In 19__, I wanted things to fit.  I needed, was desperate, to see how things aligned. Related. Alone in the guestroom, with my mother's sewing box, I'd never had such leisure to explore. My parents were having drinks in the living room with my aunt and uncle.

Spools upon spools of thread, thimbles, bobbins. Sharp needles. Rick-rack, pinking sheers. Colorful coat buttons on cards, tiny four-holed mother-of-pearl buttons. Jars of assorted buttons, like candy. But what got me this night was the snaps.

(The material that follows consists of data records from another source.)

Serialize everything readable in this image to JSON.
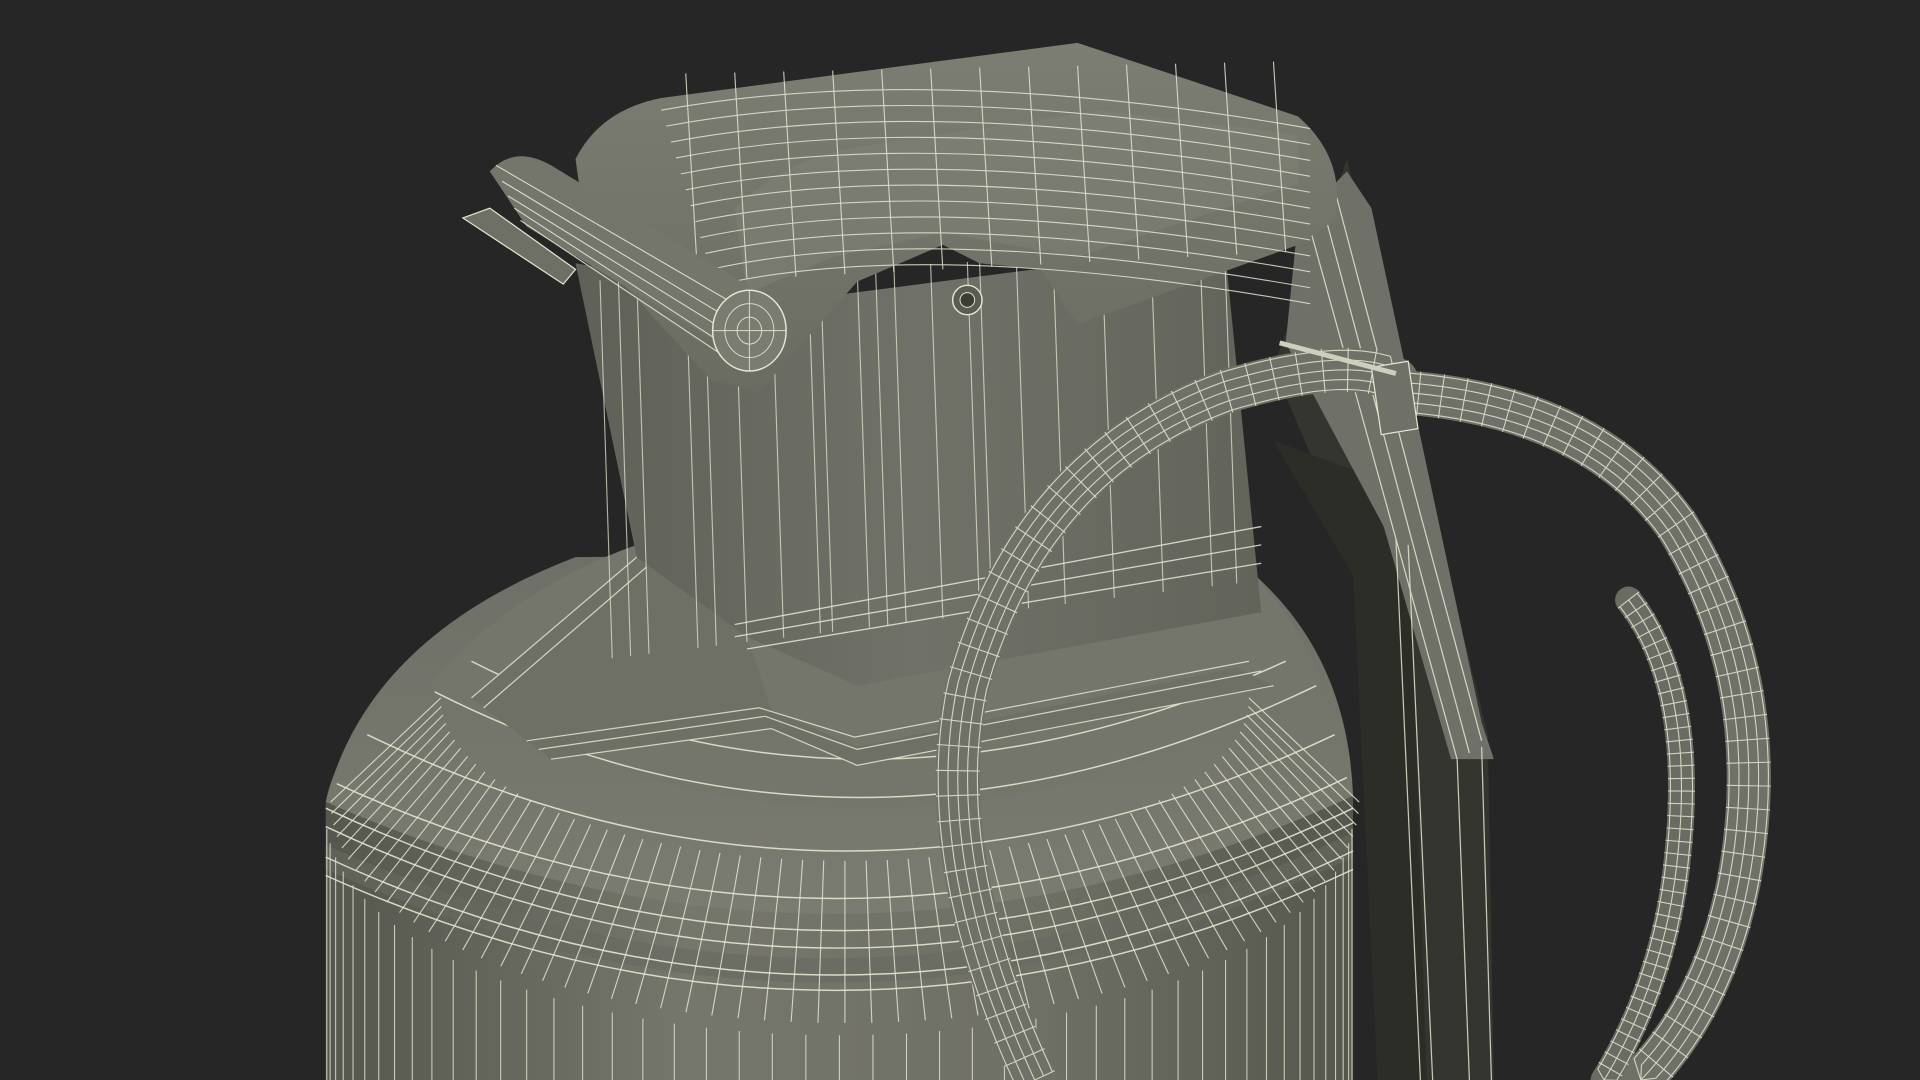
{
  "scene": {
    "subject": "wireframe-render",
    "background_color": "#262626",
    "body_color": "#6d6e64",
    "body_shadow_color": "#3a3b33",
    "wire_color": "#e6e6d2",
    "has_visible_text": false
  }
}
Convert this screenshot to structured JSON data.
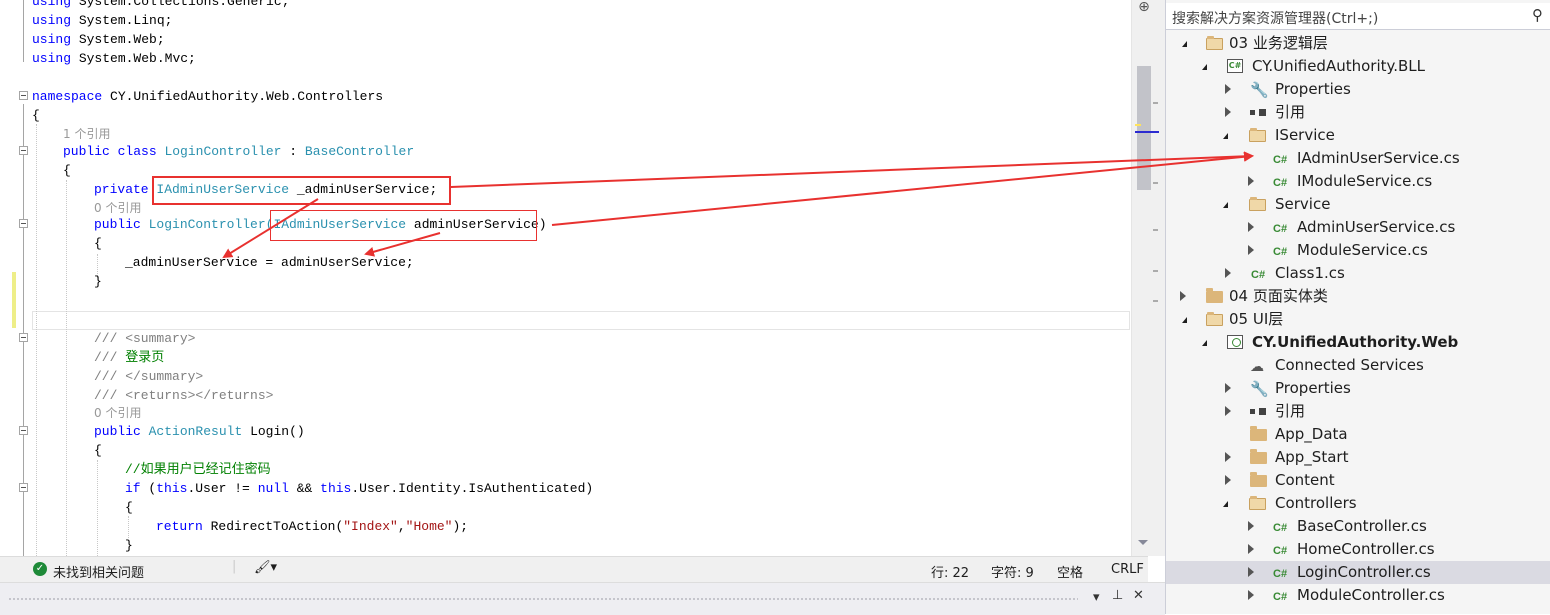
{
  "editor": {
    "lines": [
      {
        "y": -8,
        "indent": 0,
        "parts": [
          [
            "kw",
            "using"
          ],
          [
            "",
            "System.Collections.Generic;"
          ]
        ]
      },
      {
        "y": 11,
        "indent": 0,
        "parts": [
          [
            "kw",
            "using"
          ],
          [
            "",
            "System.Linq;"
          ]
        ]
      },
      {
        "y": 30,
        "indent": 0,
        "parts": [
          [
            "kw",
            "using"
          ],
          [
            "",
            "System.Web;"
          ]
        ]
      },
      {
        "y": 49,
        "indent": 0,
        "parts": [
          [
            "kw",
            "using"
          ],
          [
            "",
            "System.Web.Mvc;"
          ]
        ]
      }
    ],
    "code": {
      "l_using1": "System.Collections.Generic;",
      "l_using2": "System.Linq;",
      "l_using3": "System.Web;",
      "l_using4": "System.Web.Mvc;",
      "kw_using": "using",
      "kw_namespace": "namespace",
      "namespace_name": "CY.UnifiedAuthority.Web.Controllers",
      "open_brace": "{",
      "close_brace": "}",
      "lens_1_ref": "1 个引用",
      "lens_0_ref": "0 个引用",
      "kw_public": "public",
      "kw_class": "class",
      "class_name": "LoginController",
      "colon": ":",
      "base_class": "BaseController",
      "kw_private": "private",
      "type_iadmin": "IAdminUserService",
      "field_decl": "_adminUserService;",
      "ctor_name": "LoginController(",
      "ctor_param": "adminUserService)",
      "assign_stmt": "_adminUserService =",
      "assign_rhs": "adminUserService;",
      "doc_summary_open": "/// <summary>",
      "doc_text_prefix": "///",
      "doc_text": "登录页",
      "doc_summary_close": "/// </summary>",
      "doc_returns": "/// <returns></returns>",
      "type_action": "ActionResult",
      "method_login": "Login()",
      "comment_remember": "//如果用户已经记住密码",
      "kw_if": "if",
      "if_open": "(",
      "kw_this": "this",
      "if_mid1": ".User !=",
      "kw_null": "null",
      "if_mid2": "&&",
      "if_mid3": ".User.Identity.IsAuthenticated)",
      "kw_return": "return",
      "redirect_call": "RedirectToAction(",
      "str_index": "\"Index\"",
      "comma": ",",
      "str_home": "\"Home\"",
      "redirect_end": ");"
    }
  },
  "statusbar": {
    "no_issues": "未找到相关问题",
    "line": "行: 22",
    "char": "字符: 9",
    "spaces": "空格",
    "eol": "CRLF"
  },
  "solution_explorer": {
    "search_placeholder": "搜索解决方案资源管理器(Ctrl+;)",
    "items": [
      {
        "label": "03 业务逻辑层"
      },
      {
        "label": "CY.UnifiedAuthority.BLL"
      },
      {
        "label": "Properties"
      },
      {
        "label": "引用"
      },
      {
        "label": "IService"
      },
      {
        "label": "IAdminUserService.cs"
      },
      {
        "label": "IModuleService.cs"
      },
      {
        "label": "Service"
      },
      {
        "label": "AdminUserService.cs"
      },
      {
        "label": "ModuleService.cs"
      },
      {
        "label": "Class1.cs"
      },
      {
        "label": "04 页面实体类"
      },
      {
        "label": "05 UI层"
      },
      {
        "label": "CY.UnifiedAuthority.Web"
      },
      {
        "label": "Connected Services"
      },
      {
        "label": "Properties"
      },
      {
        "label": "引用"
      },
      {
        "label": "App_Data"
      },
      {
        "label": "App_Start"
      },
      {
        "label": "Content"
      },
      {
        "label": "Controllers"
      },
      {
        "label": "BaseController.cs"
      },
      {
        "label": "HomeController.cs"
      },
      {
        "label": "LoginController.cs"
      },
      {
        "label": "ModuleController.cs"
      }
    ],
    "csharp_badge": "C#"
  },
  "colors": {
    "keyword": "#0000ff",
    "type": "#2b91af",
    "comment": "#008000",
    "annotation_red": "#e8312f",
    "selection": "#dadae2"
  }
}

Shiny steel snaps, in a circle on their card. These were a secret thing, unlike showy buttons, not meant to show. I slid my thumbnails under each half, to release a single one. Ah! Snap, unsnap. Snap, unsnap. Snap.

This could have gone on forever, alas. But before returning it to the card, linger a moment. Such perfection. What is it like? Matches, aligns with what?
 
Ohhh: my own nostril.
 
So certain, I hardly needed to prove. Still, with a thrust of the forefinger, up it went. Voila, giddy with my own brilliance. And it fit so perfectly that it wouldn't come back out. A single finger pushed it further up. Two fingers didn't fit.

That snap had to be surgically removed. Right there in the living room, by my uncle, the surgeon. Tragically, no one ever praised me for my discovery.